The photo showed a jeep with a cardboard sign on the windshield which said, “I Don’t Want Your Ducks. Save them for the women and children.” Somebody had come along and left a rubber ducky tucked under the sign with a note.
I thought it was a little grinchy and a little funny, so I shared the post to an Arizona Jeep group I read once in a while.
It seems that it was all started by a Jeep owner named Allison Parliament after an ugly gas station spat in Ontario Canada. Afterwards a friend participate in a much needed pit stop to help Allison calm down. As a joke and to say thank you Allison hid a bag of rubber duckies scattered through out his apartment. Later Allison put one last duck on a fellow Jeep owner’s vehicle with a note saying “nice Jeep.”
The Jeep owner saw her and suggested she post about it on social media.
Its become a thing with people leaving rubbery duckies on strangers Jeeps they see in a parking lot. They call it ducking, and if you find one on your Jeep you have been ducked. Some people feel quite strongly about it. A few get quite upset about people messing about their vehicle and others take it as a sort of right of passage that somebody “ducked” their Jeep. Many of course are indifferent or get a small smile out of it.
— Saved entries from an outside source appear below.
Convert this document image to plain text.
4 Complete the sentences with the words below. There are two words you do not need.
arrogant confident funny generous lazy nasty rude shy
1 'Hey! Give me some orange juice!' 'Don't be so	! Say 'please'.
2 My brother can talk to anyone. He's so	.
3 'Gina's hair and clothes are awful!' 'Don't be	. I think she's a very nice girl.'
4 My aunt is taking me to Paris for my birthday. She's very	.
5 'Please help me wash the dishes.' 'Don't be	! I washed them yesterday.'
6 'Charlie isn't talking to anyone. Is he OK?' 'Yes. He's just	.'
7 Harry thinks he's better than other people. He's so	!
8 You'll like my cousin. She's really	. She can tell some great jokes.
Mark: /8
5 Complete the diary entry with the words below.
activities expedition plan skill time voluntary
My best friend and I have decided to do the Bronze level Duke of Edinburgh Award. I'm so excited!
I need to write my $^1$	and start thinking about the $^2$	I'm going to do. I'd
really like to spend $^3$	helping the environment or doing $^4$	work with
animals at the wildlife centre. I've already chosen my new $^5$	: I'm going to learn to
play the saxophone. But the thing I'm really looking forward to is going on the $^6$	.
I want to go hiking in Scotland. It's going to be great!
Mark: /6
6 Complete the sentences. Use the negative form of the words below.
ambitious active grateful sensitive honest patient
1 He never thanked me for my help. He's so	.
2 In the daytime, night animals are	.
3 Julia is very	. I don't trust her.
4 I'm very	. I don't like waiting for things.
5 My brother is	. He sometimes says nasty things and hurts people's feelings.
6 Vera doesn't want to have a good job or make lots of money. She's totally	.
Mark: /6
To get back to my story of simply sharing a post. On that Jeep group right now there are 40 comments with most reacting negatively to the sign on the Jeep in the picture. The post right below it posted about the same time talking about the Jeep event say, “Six parking lots full of Jeeps. This is a fun show.” to which at the moment there are only 11 comments. Mostly from people who wish they were at the show.
My Jeep as of yet has not been ducked, or if it has I never noticed and the poor little rubber ducky was lost along the trail somewhere.
Origin story sources include a Jeff Bogle story in Reader’s Digest and an NPR story by A. Martinez and Steve Inskeep.